Generalised memory config

Right now, there are the use_attention and use_lstm config flags that append an LSTM or GTrXL to the output of the MLP. I’ve just landed a commit to enable the use of a differentiable neural computer as a model, and I’d like to add my own memory model soon.

I was wondering if it was worth discussing a more general way to append memory modules after the MLP, as use_lstm, use_attention, use_dnc, use_sgm seems to pollute the config. Would it be possible to have a general config like:

# Can be None, lstm, attention, dnc, sgm
"memory_module": "lstm",
"memory_module_config": {
  "lstm_cell_size": 64

Yeah, I think this would be great, @smorad ! The only thing is that then memory_module_config would have to be flexible wrt the allowed keys, but I think that’s ok. The user would have to know, which args these different wrappers support.
Btw, thanks so much for the DNC PR, which is really awesome! Would you mind putting the above suggestion in a PR?

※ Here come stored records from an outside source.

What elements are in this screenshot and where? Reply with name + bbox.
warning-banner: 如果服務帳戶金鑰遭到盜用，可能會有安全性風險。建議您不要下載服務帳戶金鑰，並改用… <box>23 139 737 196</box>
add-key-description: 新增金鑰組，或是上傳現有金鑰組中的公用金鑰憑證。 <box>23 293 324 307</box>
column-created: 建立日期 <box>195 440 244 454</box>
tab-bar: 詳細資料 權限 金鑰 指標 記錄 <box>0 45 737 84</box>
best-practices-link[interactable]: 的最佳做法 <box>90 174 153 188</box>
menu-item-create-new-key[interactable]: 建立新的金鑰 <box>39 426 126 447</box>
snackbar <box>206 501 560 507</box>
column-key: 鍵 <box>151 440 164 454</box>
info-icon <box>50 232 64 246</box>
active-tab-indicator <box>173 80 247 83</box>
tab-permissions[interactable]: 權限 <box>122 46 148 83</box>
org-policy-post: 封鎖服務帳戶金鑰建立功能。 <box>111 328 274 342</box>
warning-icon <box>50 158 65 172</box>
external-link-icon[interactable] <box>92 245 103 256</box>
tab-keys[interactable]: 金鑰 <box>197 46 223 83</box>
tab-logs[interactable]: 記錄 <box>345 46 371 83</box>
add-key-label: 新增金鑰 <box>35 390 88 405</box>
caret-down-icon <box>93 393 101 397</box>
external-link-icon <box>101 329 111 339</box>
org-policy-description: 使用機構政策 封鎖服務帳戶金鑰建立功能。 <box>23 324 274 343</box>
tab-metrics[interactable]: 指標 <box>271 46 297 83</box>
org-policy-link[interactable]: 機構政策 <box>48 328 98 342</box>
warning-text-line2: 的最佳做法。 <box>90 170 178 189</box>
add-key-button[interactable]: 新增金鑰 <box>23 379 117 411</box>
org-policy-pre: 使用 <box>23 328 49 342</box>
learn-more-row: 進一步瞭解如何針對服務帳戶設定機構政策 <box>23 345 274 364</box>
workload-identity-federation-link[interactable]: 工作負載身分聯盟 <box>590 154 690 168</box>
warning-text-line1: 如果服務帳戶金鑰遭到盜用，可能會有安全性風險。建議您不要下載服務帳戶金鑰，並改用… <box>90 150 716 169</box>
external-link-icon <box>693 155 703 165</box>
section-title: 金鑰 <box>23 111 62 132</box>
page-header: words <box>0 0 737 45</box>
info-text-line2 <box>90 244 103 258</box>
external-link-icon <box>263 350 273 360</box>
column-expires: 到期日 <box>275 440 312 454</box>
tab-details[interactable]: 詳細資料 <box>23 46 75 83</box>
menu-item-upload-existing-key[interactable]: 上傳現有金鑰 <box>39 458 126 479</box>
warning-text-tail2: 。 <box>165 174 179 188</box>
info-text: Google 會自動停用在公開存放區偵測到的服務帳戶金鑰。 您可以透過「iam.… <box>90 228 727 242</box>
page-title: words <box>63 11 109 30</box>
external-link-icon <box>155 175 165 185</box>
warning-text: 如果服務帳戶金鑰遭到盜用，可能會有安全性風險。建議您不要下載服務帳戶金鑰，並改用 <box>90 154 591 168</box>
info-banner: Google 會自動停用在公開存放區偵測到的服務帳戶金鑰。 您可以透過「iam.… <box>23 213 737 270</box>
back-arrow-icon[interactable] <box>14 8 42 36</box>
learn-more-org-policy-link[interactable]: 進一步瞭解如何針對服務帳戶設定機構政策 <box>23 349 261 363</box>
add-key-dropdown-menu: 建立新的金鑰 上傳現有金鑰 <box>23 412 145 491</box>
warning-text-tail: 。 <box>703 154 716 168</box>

Sounds good. Let me finish up my paper, then I will do this properly.

My suggestion would be that you include an “autowrap” or some similar key because right now “use_lstm/attention” means autowrap an lstm/attention network. I would want to be able to use this dictionary even if I have a custom memory module implementation.

I guess in your proposal memory_module==None would mean don’t autowrap? And if it was None then the custom model would still be able to use the memory_module_config?

Correct, but maybe the config is not used if module==None?